Output details
35 - Music, Drama, Dance and Performing Arts
Guildhall School of Music & Drama
"Mala punica, for eight solo voices"
"Mala punica" explores, as do other of the researcher / composer’s works, the potential of elementary musical materials, in this case the conceptually simple – although philosophically rich - compositional technique of canon. The work comprises eight canonic pieces for between four and eight solo voices, setting, in Latin, extracts from the Bible’s Song of Songs.

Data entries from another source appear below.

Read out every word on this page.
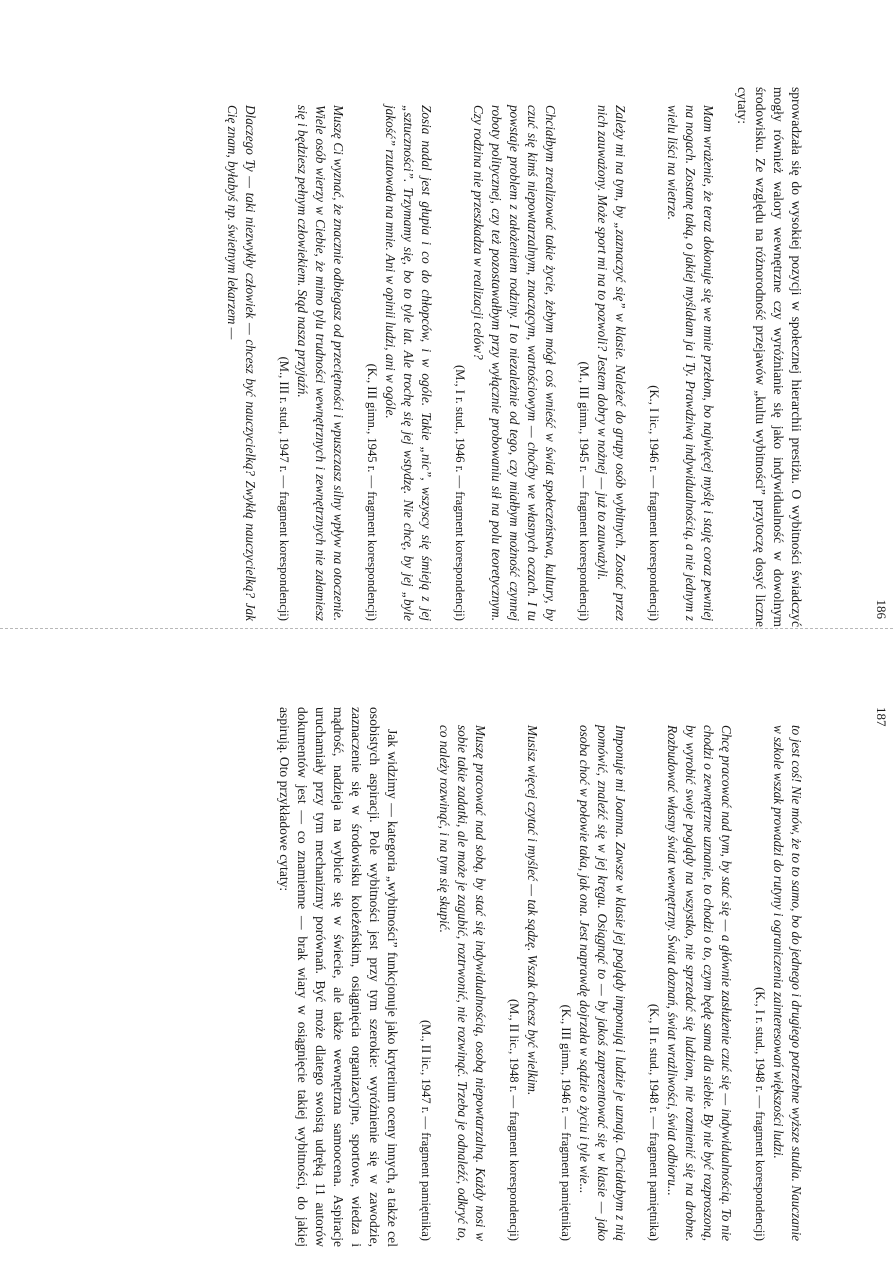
sprowadzała się do wysokiej pozycji w społecznej hierarchii prestiżu. O wybitności świadczyć mogły również walory wewnętrzne czy wyróżnianie się jako indywidualność w dowolnym środowisku. Ze względu na różnorodność przejawów „kultu wybitności” przytoczę dosyć liczne cytaty:

Mam wrażenie, że teraz dokonuje się we mnie przełom, bo najwięcej myślę i staję coraz pewniej na nogach. Zostanę taką, o jakiej myślałam ja i Ty. Prawdziwą indywidualnością, a nie jednym z wielu liści na wietrze.

(K., I lic., 1946 r. — fragment korespondencji)

Zależy mi na tym, by „zaznaczyć się” w klasie. Należeć do grupy osób wybitnych. Zostać przez nich zauważony. Może sport mi na to pozwoli? Jestem dobry w nożnej — już to zauważyli.

(M., III gimn., 1945 r. — fragment korespondencji)

Chciałbym zrealizować takie życie, żebym mógł coś wnieść w świat społeczeństwa, kultury, by czuć się kimś niepowtarzalnym, znaczącym, wartościowym — choćby we własnych oczach. I tu powstaje problem z założeniem rodziny. I to niezależnie od tego, czy miałbym możność czynnej roboty politycznej, czy też pozostawałbym przy wyłącznie probowaniu sił na polu teoretycznym. Czy rodzina nie przeszkadza w realizacji celów?

(M., I r. stud., 1946 r. — fragment korespondencji)

Zosia nadal jest głupia i co do chłopców, i w ogóle. Takie „nic”, wszyscy się śmieją z jej „sztuczności”. Trzymamy się, bo to tyle lat. Ale trochę się jej wstydzę. Nie chcę, by jej „byle jakość” rzutowała na mnie. Ani w opinii ludzi, ani w ogóle.

(K., III gimn., 1945 r. — fragment korespondencji)

Muszę Ci wyznać, że znacznie odbiegasz od przeciętności i wpuszczasz silny wpływ na otoczenie. Wiele osób wierzy w Ciebie, że mimo tylu trudności wewnętrznych i zewnętrznych nie załamiesz się i będziesz pełnym człowiekiem. Stąd nasza przyjaźń.

(M., III r. stud., 1947 r. — fragment korespondencji)

Dlaczego Ty — taki niezwykły człowiek — chcesz być nauczycielką? Zwykłą nauczycielką? Jak Cię znam, byłabyś np. świetnym lekarzem —

186
187

to jest coś! Nie mów, że to to samo, bo do jednego i drugiego potrzebne wyższe studia. Nauczanie w szkole wszak prowadzi do rutyny i ograniczenia zainteresowań większości ludzi.

(K., I r. stud., 1948 r. — fragment korespondencji)

Chcę pracować nad tym, by stać się — a głównie zasłużenie czuć się — indywidualnością. To nie chodzi o zewnętrzne uznanie, to chodzi o to, czym będę sama dla siebie. By nie być rozproszoną, by wyrobić swoje poglądy na wszystko, nie sprzedać się ludziom, nie rozmienić się na drobne. Rozbudować własny świat wewnętrzny. Świat doznań, świat wrażliwości, świat odbioru...

(K., II r. stud., 1948 r. — fragment pamiętnika)

Imponuje mi Joanna. Zawsze w klasie jej poglądy imponują i ludzie je uznają. Chciałabym z nią pomówić, znaleźć się w jej kręgu. Osiągnąć to — by jakoś zaprezentować się w klasie — jako osoba choć w połowie taka, jak ona. Jest naprawdę dojrzała w sądzie o życiu i tyle wie...

(K., III gimn., 1946 r. — fragment pamiętnika)

Musisz więcej czytać i myśleć — tak sądzę. Wszak chcesz być wielkim.

(M., II lic., 1948 r. — fragment korespondencji)

Muszę pracować nad sobą, by stać się indywidualnością, osobą niepowtarzalną. Każdy nosi w sobie takie zadatki, ale może je zagubić, roztrwonić, nie rozwinąć. Trzeba je odnaleźć, odkryć to, co należy rozwinąć, i na tym się skupić.

(M., II lic., 1947 r. — fragment pamiętnika)

Jak widzimy — kategoria „wybitności” funkcjonuje jako kryterium oceny innych, a także cel osobistych aspiracji. Pole wybitności jest przy tym szerokie: wyróżnienie się w zawodzie, zaznaczenie się w środowisku koleżeńskim, osiągnięcia organizacyjne, sportowe, wiedza i mądrość, nadzieja na wybicie się w świecie, ale także wewnętrzna samoocena. Aspiracje uruchamiały przy tym mechanizmy porównań. Być może dlatego swoistą udręką 11 autorów dokumentów jest — co znamienne — brak wiary w osiągnięcie takiej wybitności, do jakiej aspirują. Oto przykładowe cytaty:
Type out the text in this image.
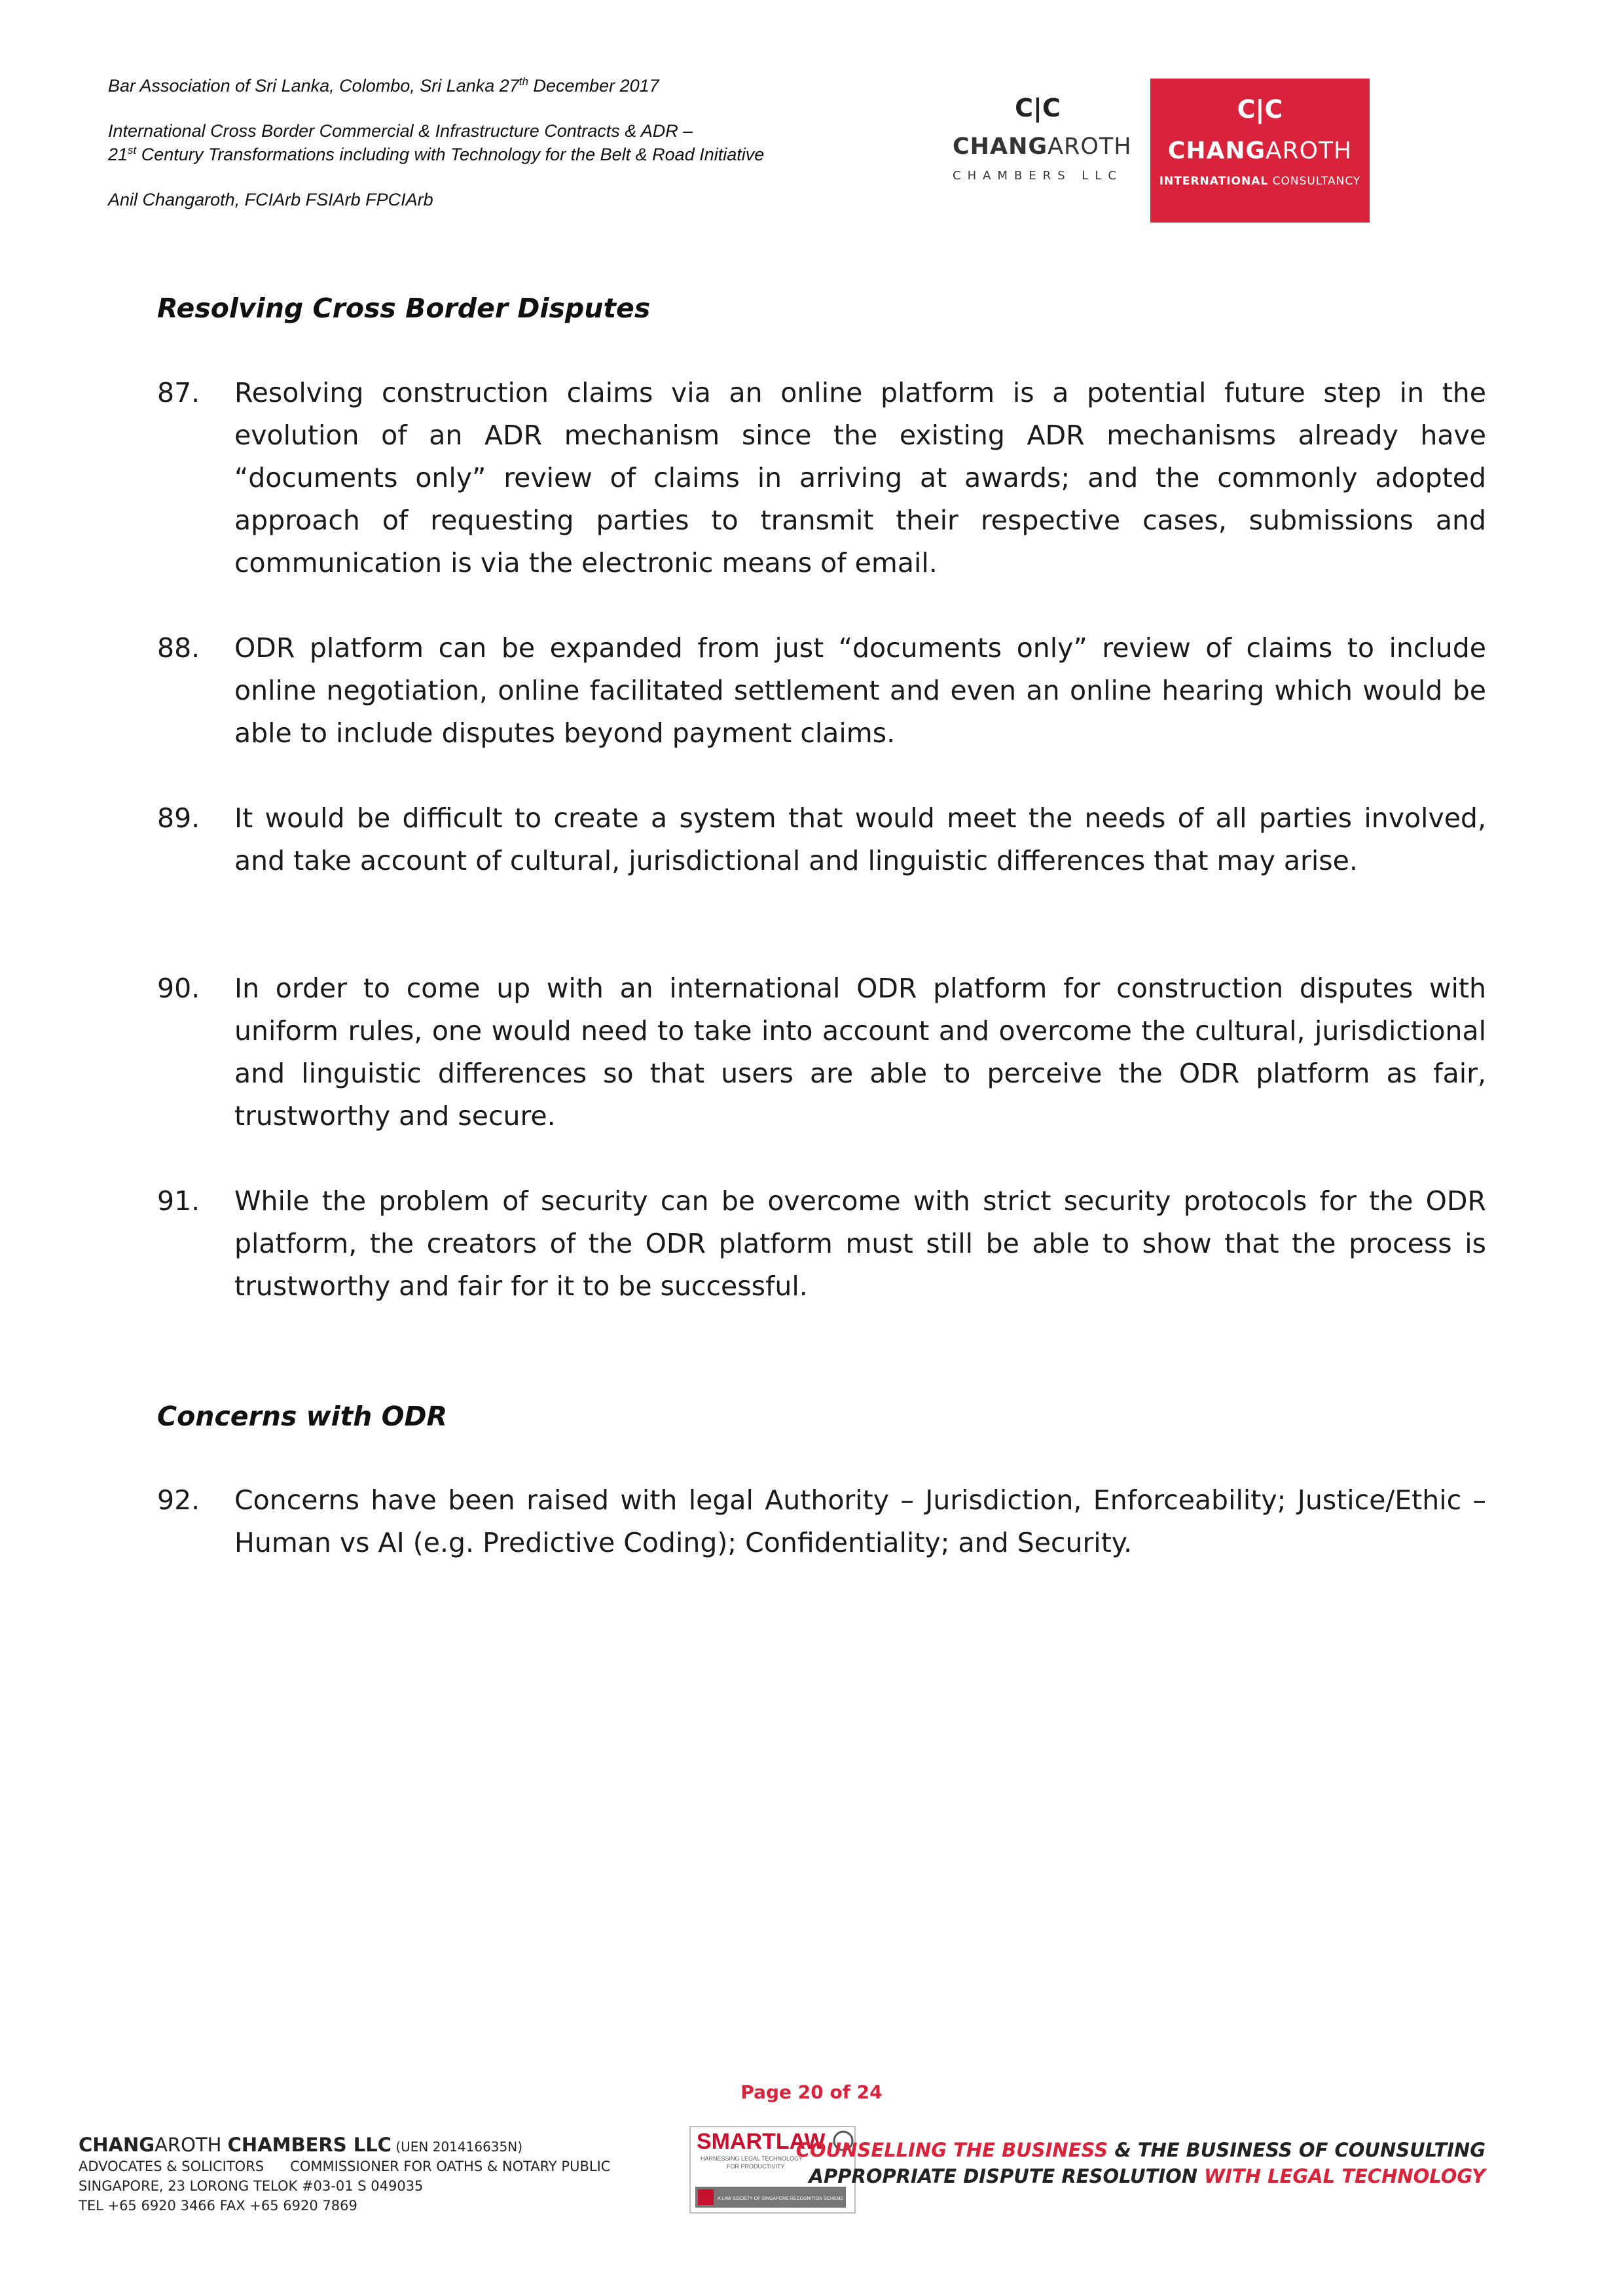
Bar Association of Sri Lanka, Colombo, Sri Lanka 27th December 2017
International Cross Border Commercial & Infrastructure Contracts & ADR –
21st Century Transformations including with Technology for the Belt & Road Initiative
Anil Changaroth, FCIArb FSIArb FPCIArb
C|C
CHANGAROTH
CHAMBERS LLC
C|C
CHANGAROTH
INTERNATIONAL CONSULTANCY
Resolving Cross Border Disputes
87. Resolving construction claims via an online platform is a potential future step in the evolution of an ADR mechanism since the existing ADR mechanisms already have “documents only” review of claims in arriving at awards; and the commonly adopted approach of requesting parties to transmit their respective cases, submissions and communication is via the electronic means of email.
88. ODR platform can be expanded from just “documents only” review of claims to include online negotiation, online facilitated settlement and even an online hearing which would be able to include disputes beyond payment claims.
89. It would be difficult to create a system that would meet the needs of all parties involved, and take account of cultural, jurisdictional and linguistic differences that may arise.
90. In order to come up with an international ODR platform for construction disputes with uniform rules, one would need to take into account and overcome the cultural, jurisdictional and linguistic differences so that users are able to perceive the ODR platform as fair, trustworthy and secure.
91. While the problem of security can be overcome with strict security protocols for the ODR platform, the creators of the ODR platform must still be able to show that the process is trustworthy and fair for it to be successful.
Concerns with ODR
92. Concerns have been raised with legal Authority – Jurisdiction, Enforceability; Justice/Ethic – Human vs AI (e.g. Predictive Coding); Confidentiality; and Security.
Page 20 of 24
CHANGAROTH CHAMBERS LLC (UEN 201416635N)
ADVOCATES & SOLICITORS      COMMISSIONER FOR OATHS & NOTARY PUBLIC
SINGAPORE, 23 LORONG TELOK #03-01 S 049035
TEL +65 6920 3466 FAX +65 6920 7869
SMARTLAW
HARNESSING LEGAL TECHNOLOGY
FOR PRODUCTIVITY
A LAW SOCIETY OF SINGAPORE RECOGNITION SCHEME
COUNSELLING THE BUSINESS & THE BUSINESS OF COUNSULTING
APPROPRIATE DISPUTE RESOLUTION WITH LEGAL TECHNOLOGY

Allied to the use of canon in the work was a research process that investigated the possibilities of a modal harmony filtered through the conceptual rigour of the canonic principle. Here complexity resulted from simplicity, in that surface harmonic and contrapuntal complexity was generated from an “elementary” process that started from and followed the fundamental principles of mode and canon. The aesthetic aim was to make audible an unbroken line of inheritance joining the surface of the music to its roots. In this way the composition echoes the researcher / composer’s indebtedness, within the field of canon and musical aesthetics, to the practices of, for example, Ockeghem, Webern, Aldo Clementi and Rytis Mazulis.
Each piece within "Mala punica" takes a different approach to the principles outlined above: "Quae est ista" creates spirals of lines using the same final (or tonic) but different modes; "Ficus protulit" and "Descendi" use the same mode but different finals, creating a dissonance- (or ‘false-relation’-) rich texture that strives rather to be felt as a multiplicity of different consonances. "Hortus conclusus" superimposes three different textures with related but differing canonic and modal procedures.
"Mala punica" was written for the researcher / composer’s vocal ensemble EXAUDI and has been performed by the ensemble complete and in part on many occasions, and recorded for forthcoming commercial release.